Finding Common Ground in Research
As science and technology become ever-more advanced, researchers increasingly are reaching beyond their respective fields (traditionally worlds apart) in collaborative efforts in search of novel insight and discovery.
At Rensselaer, a researcher and an alumnus are demonstrating how working at the nexus of biology and nanotechnology could lead to the tailoring of bacterial processes for a host of smaller, faster semiconductors and other electronic devices.
For more than 15 years, Ronald Oremland 68, a geomicrobiologist at the U.S. Geological Survey in Menlo Park, Calif., has been studying anaerobic bacteria that respire, or breathe, soluble salts, or oxyanions, of toxic elements, such as selenium and arsenic. He recently discovered that some of these microbes form distinctive selenium nanospheres, which each measure 300 nanometers in diameter, on the outside of their cell envelope.
Selenium, an element found in topsoil and naturally occurring in the human body, is used in photovoltaic and photoconductive technologies. Its incorporated in many electronic and technical applications, such as semiconductors, photocopiers, and photocells.
Knowing little about what kinds of properties selenium exhibits on the nanoscale level, Oremland turned to his alma mater to enlist the help of Pulickel Ajayan, professor of materials science at Rensselaer and an internationally known nanomaterials expert.
I thought it might be interesting to find out whether this type of selenium would be useful.
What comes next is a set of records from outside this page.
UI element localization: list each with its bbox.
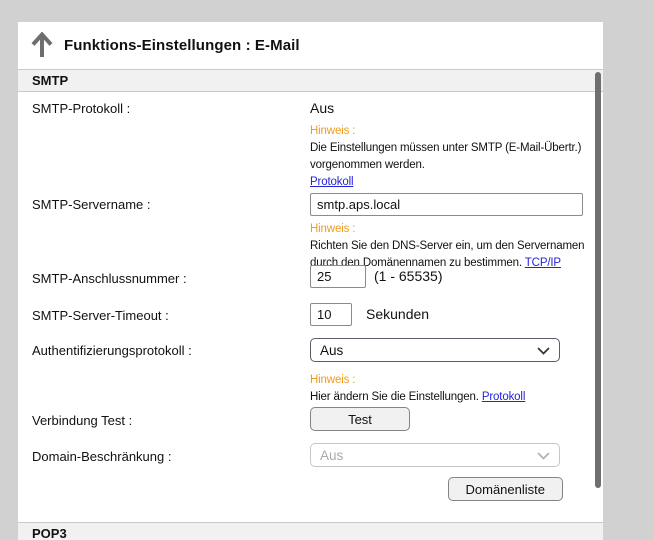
verbindung-test-label: Verbindung Test : (32, 413, 132, 428)
domaenenliste-button[interactable]: Domänenliste (448, 477, 564, 501)
email-settings-page: Funktions-Einstellungen : E-Mail SMTP SM… (0, 0, 654, 540)
auth-hint: Hinweis : Hier ändern Sie die Einstellun… (310, 372, 603, 406)
protokoll-link-2[interactable]: Protokoll (482, 391, 525, 403)
test-button[interactable]: Test (310, 407, 410, 431)
section-header-smtp: SMTP (18, 69, 603, 92)
chevron-down-icon (537, 343, 550, 358)
hint-title: Hinweis : (310, 372, 603, 389)
hint-text-line1: Richten Sie den DNS-Server ein, um den S… (310, 238, 603, 255)
auth-protokoll-label: Authentifizierungsprotokoll : (32, 343, 192, 358)
smtp-timeout-label: SMTP-Server-Timeout : (32, 308, 169, 323)
smtp-anschlussnummer-input[interactable] (310, 265, 366, 288)
section-header-pop3: POP3 (18, 522, 603, 540)
domain-beschraenkung-label: Domain-Beschränkung : (32, 449, 171, 464)
domain-beschraenkung-select-disabled: Aus (310, 443, 560, 467)
timeout-unit-text: Sekunden (366, 306, 429, 322)
smtp-protokoll-value: Aus (310, 100, 334, 116)
smtp-servername-label: SMTP-Servername : (32, 197, 150, 212)
smtp-anschlussnummer-label: SMTP-Anschlussnummer : (32, 271, 187, 286)
smtp-servername-input[interactable] (310, 193, 583, 216)
auth-protokoll-selected-value: Aus (320, 343, 343, 358)
hint-text-line1: Die Einstellungen müssen unter SMTP (E-M… (310, 140, 603, 157)
smtp-timeout-input[interactable] (310, 303, 352, 326)
port-range-text: (1 - 65535) (374, 268, 442, 284)
back-arrow-up-icon[interactable] (31, 32, 53, 59)
protokoll-link[interactable]: Protokoll (310, 176, 353, 188)
auth-protokoll-select[interactable]: Aus (310, 338, 560, 362)
domain-selected-value: Aus (320, 448, 343, 463)
hint-title: Hinweis : (310, 221, 603, 238)
chevron-down-icon (537, 448, 550, 463)
page-title: Funktions-Einstellungen : E-Mail (64, 37, 300, 54)
settings-card: Funktions-Einstellungen : E-Mail SMTP SM… (18, 22, 603, 540)
tcpip-link[interactable]: TCP/IP (525, 257, 561, 269)
settings-scroll-area: SMTP SMTP-Protokoll : Aus Hinweis : Die … (18, 68, 603, 540)
vertical-scrollbar-thumb[interactable] (595, 72, 601, 488)
hint-title: Hinweis : (310, 123, 603, 140)
smtp-protokoll-hint: Hinweis : Die Einstellungen müssen unter… (310, 123, 603, 191)
hint-text-line2: vorgenommen werden. (310, 157, 603, 174)
page-header: Funktions-Einstellungen : E-Mail (18, 22, 603, 68)
smtp-protokoll-label: SMTP-Protokoll : (32, 101, 130, 116)
hint-text-line1: Hier ändern Sie die Einstellungen. Proto… (310, 389, 603, 406)
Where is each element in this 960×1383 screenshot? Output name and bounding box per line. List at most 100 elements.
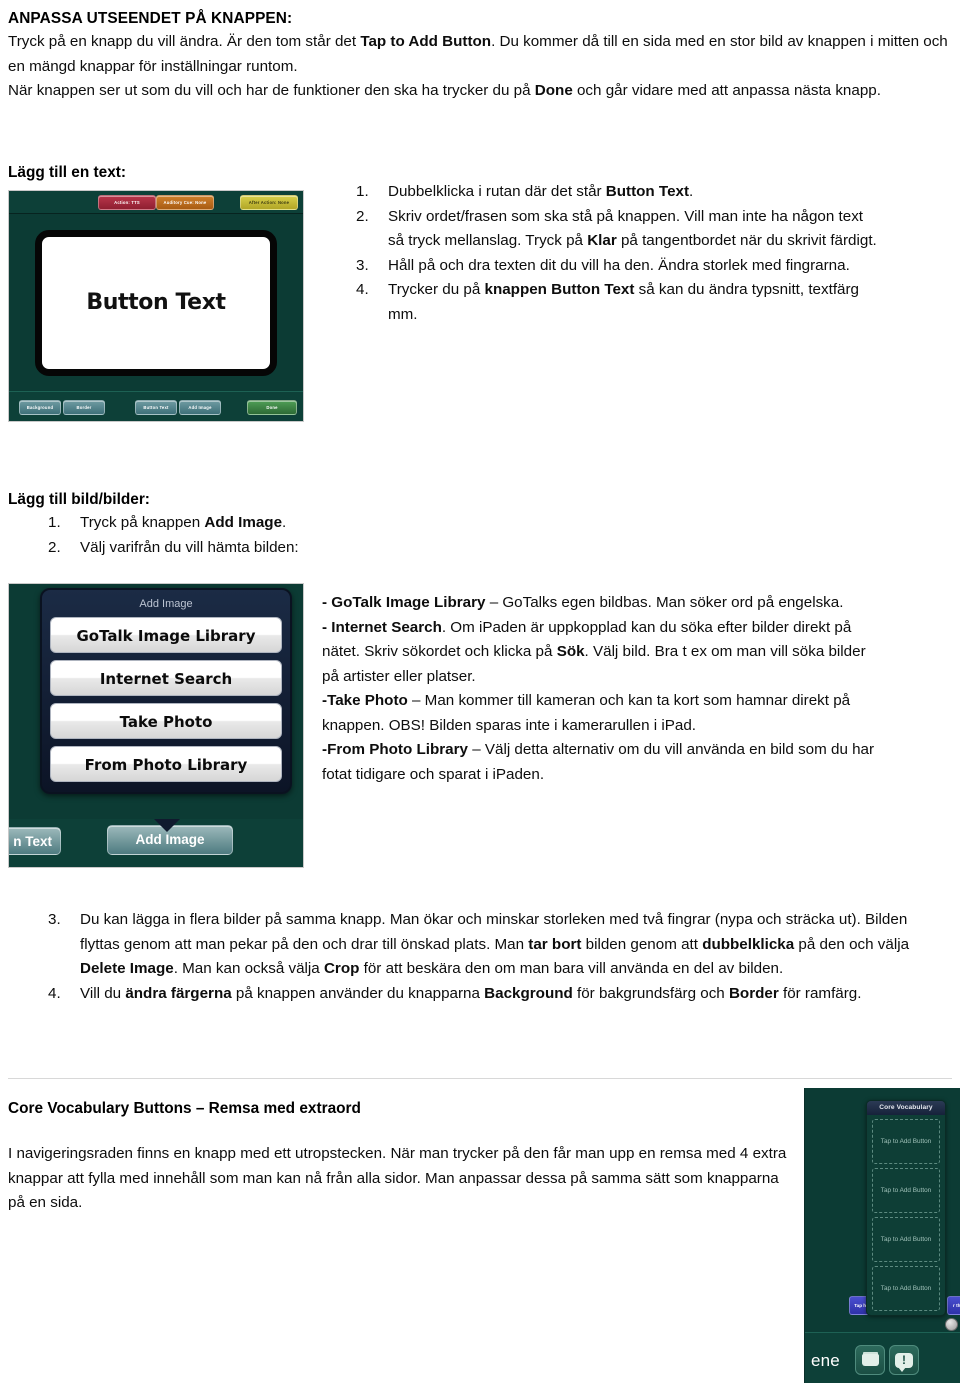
after-action-pill[interactable]: After Action: None	[240, 195, 298, 210]
step-number: 4.	[48, 984, 61, 1002]
add-image-screenshot: n Text Add Image Add Image GoTalk Image …	[8, 583, 304, 868]
folder-icon[interactable]	[855, 1345, 885, 1375]
from-photo-library-option[interactable]: From Photo Library	[50, 746, 282, 782]
list-item: 4. Vill du ändra färgerna på knappen anv…	[44, 982, 924, 1007]
internet-search-option[interactable]: Internet Search	[50, 660, 282, 696]
step-3-seg-3: dubbelklicka	[702, 935, 795, 953]
desc-term-2: Sök	[556, 643, 585, 660]
settings-gear-icon[interactable]	[945, 1318, 958, 1331]
button-editor-canvas-area: Button Text	[9, 213, 303, 392]
core-slot-2[interactable]: Tap to Add Button	[872, 1168, 940, 1213]
desc-term: GoTalk Image Library	[331, 594, 486, 611]
intro-paragraph-1: Tryck på en knapp du vill ändra. Är den …	[8, 30, 952, 79]
core-slot-3[interactable]: Tap to Add Button	[872, 1217, 940, 1262]
core-vocabulary-body: I navigeringsraden finns en knapp med et…	[8, 1142, 798, 1216]
take-photo-option[interactable]: Take Photo	[50, 703, 282, 739]
page-title: ANPASSA UTSEENDET PÅ KNAPPEN:	[8, 10, 293, 27]
desc-term: Take Photo	[327, 692, 408, 709]
desc-term: Internet Search	[331, 618, 442, 636]
action-tts-pill[interactable]: Action: TTS	[98, 195, 156, 210]
core-slot-1[interactable]: Tap to Add Button	[872, 1119, 940, 1164]
step-text-a: Håll på och dra texten dit du vill ha de…	[388, 256, 850, 274]
done-button[interactable]: Done	[247, 400, 297, 415]
desc-internet-search: - Internet Search. Om iPaden är uppkoppl…	[322, 616, 882, 690]
border-button[interactable]: Border	[63, 400, 105, 415]
button-editor-screenshot: Action: TTS Auditory Cue: None After Act…	[8, 190, 304, 422]
step-4-seg-1: ändra färgerna	[125, 984, 232, 1002]
step-text-a: Tryck på knappen	[80, 514, 205, 531]
desc-from-photo-library: -From Photo Library – Välj detta alterna…	[322, 738, 882, 787]
button-editor-top-toolbar: Action: TTS Auditory Cue: None After Act…	[9, 191, 303, 214]
intro-p2-bold: Done	[534, 82, 573, 99]
step-4-seg-0: Vill du	[80, 984, 126, 1002]
image-section-heading: Lägg till bild/bilder:	[8, 491, 150, 508]
step-text-bold: Klar	[587, 232, 617, 249]
add-image-popover: Add Image GoTalk Image Library Internet …	[40, 588, 292, 794]
core-vocabulary-popover: Core Vocabulary Tap to Add Button Tap to…	[866, 1100, 946, 1316]
step-number: 3.	[48, 911, 61, 928]
core-vocabulary-heading: Core Vocabulary Buttons – Remsa med extr…	[8, 1100, 361, 1117]
text-section-heading: Lägg till en text:	[8, 164, 126, 181]
step-number: 1.	[356, 183, 369, 200]
step-3-seg-4: på den och välja	[794, 935, 910, 953]
step-4-seg-2: på knappen använder du knapparna	[231, 984, 485, 1002]
auditory-cue-pill[interactable]: Auditory Cue: None	[156, 195, 214, 210]
intro-p2-part-c: och går vidare med att anpassa nästa kna…	[572, 82, 881, 99]
step-number: 2.	[48, 538, 61, 556]
button-text-toolbar-button[interactable]: n Text	[9, 827, 61, 855]
tap-here-pill-right[interactable]: r the	[947, 1296, 960, 1315]
intro-p2-part-a: När knappen ser ut som du vill och har d…	[8, 82, 535, 99]
button-preview-card[interactable]: Button Text	[35, 229, 277, 376]
step-text-bold: knappen Button Text	[484, 281, 635, 298]
list-item: 1. Tryck på knappen Add Image.	[44, 511, 604, 536]
step-number: 1.	[48, 514, 61, 531]
step-4-seg-5: Border	[728, 984, 779, 1002]
list-item: 1. Dubbelklicka i rutan där det står Butt…	[352, 180, 882, 205]
list-item: 2. Skriv ordet/frasen som ska stå på knap…	[352, 205, 882, 254]
step-text-a: Välj varifrån du vill hämta bilden:	[80, 538, 299, 556]
step-text-bold: Button Text	[605, 183, 690, 200]
button-editor-bottom-toolbar: Background Border Button Text Add Image …	[9, 391, 303, 421]
step-3-seg-2: bilden genom att	[581, 935, 703, 953]
list-item: 3. Håll på och dra texten dit du vill ha …	[352, 254, 882, 279]
intro-section: ANPASSA UTSEENDET PÅ KNAPPEN: Tryck på e…	[8, 7, 952, 104]
add-image-popover-title: Add Image	[139, 598, 193, 610]
add-image-button[interactable]: Add Image	[179, 400, 221, 415]
step-3-seg-5: Delete Image	[80, 960, 174, 977]
popover-arrow-icon	[154, 819, 180, 832]
desc-body: – GoTalks egen bildbas. Man söker ord på…	[485, 594, 844, 611]
core-slot-4[interactable]: Tap to Add Button	[872, 1266, 940, 1311]
core-navigation-bar: ene !	[805, 1332, 960, 1383]
gotalk-image-library-option[interactable]: GoTalk Image Library	[50, 617, 282, 653]
button-preview-text: Button Text	[86, 290, 226, 315]
speech-bubble-exclamation-icon[interactable]: !	[889, 1345, 919, 1375]
desc-take-photo: -Take Photo – Man kommer till kameran oc…	[322, 689, 882, 738]
image-steps-list: 1. Tryck på knappen Add Image. 2. Välj var…	[44, 511, 604, 560]
lower-steps-list: 3. Du kan lägga in flera bilder på samma…	[44, 908, 924, 1006]
page-name-label: ene	[811, 1351, 840, 1370]
step-text-a: Dubbelklicka i rutan där det står	[388, 183, 606, 200]
core-vocabulary-popover-title: Core Vocabulary	[867, 1101, 945, 1115]
step-text-a: Trycker du på	[388, 281, 485, 298]
step-text-c: .	[282, 514, 287, 531]
step-4-seg-3: Background	[484, 984, 573, 1002]
button-text-button[interactable]: Button Text	[135, 400, 177, 415]
background-button[interactable]: Background	[19, 400, 61, 415]
desc-term: From Photo Library	[327, 741, 468, 758]
desc-dash: -	[322, 618, 332, 636]
section-divider	[8, 1078, 952, 1079]
list-item: 4. Trycker du på knappen Button Text så k…	[352, 278, 882, 327]
step-text-bold: Add Image	[204, 514, 283, 531]
document-page: ANPASSA UTSEENDET PÅ KNAPPEN: Tryck på e…	[0, 0, 960, 1383]
step-3-seg-1: tar bort	[528, 935, 582, 953]
step-number: 2.	[356, 207, 369, 225]
image-options-descriptions: - GoTalk Image Library – GoTalks egen bi…	[322, 591, 882, 787]
core-vocabulary-screenshot: Tap here t r the Core Vocabulary Tap to …	[804, 1088, 960, 1383]
step-3-seg-7: Crop	[323, 960, 360, 977]
core-vocabulary-paragraph: I navigeringsraden finns en knapp med et…	[8, 1145, 787, 1211]
intro-p1-bold: Tap to Add Button	[360, 33, 492, 50]
step-text-c: .	[689, 183, 694, 200]
step-4-seg-4: för bakgrundsfärg och	[572, 984, 729, 1002]
desc-gotalk-image-library: - GoTalk Image Library – GoTalks egen bi…	[322, 591, 882, 616]
step-3-seg-8: för att beskära den om man bara vill anv…	[359, 960, 784, 977]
As a biologist, I am not familiar with the various electrical, optical, and other properties of nanomaterials, says Oremland, a Rensselaer biology graduate.
Ajayan and Seamus Curran, a postdoc working at Rensselaers Nanoscale Science and Engineering Center at the time, found that the nanospheres exhibited enhanced optical and semiconducting properties. They also found that the nanospheres grown on each of the three bacteria studied were different from each other and fundamentally different from amorphous selenium particles formed by chemical means.
The findings of Ajayan and Oremland, and their collaborators, were published in January in the journal Applied and Environmental Microbiology (an American Society of Microbiology publication). Oremland is the papers lead author. A summary of the research also was featured the same month in the Editors Choice section of Science.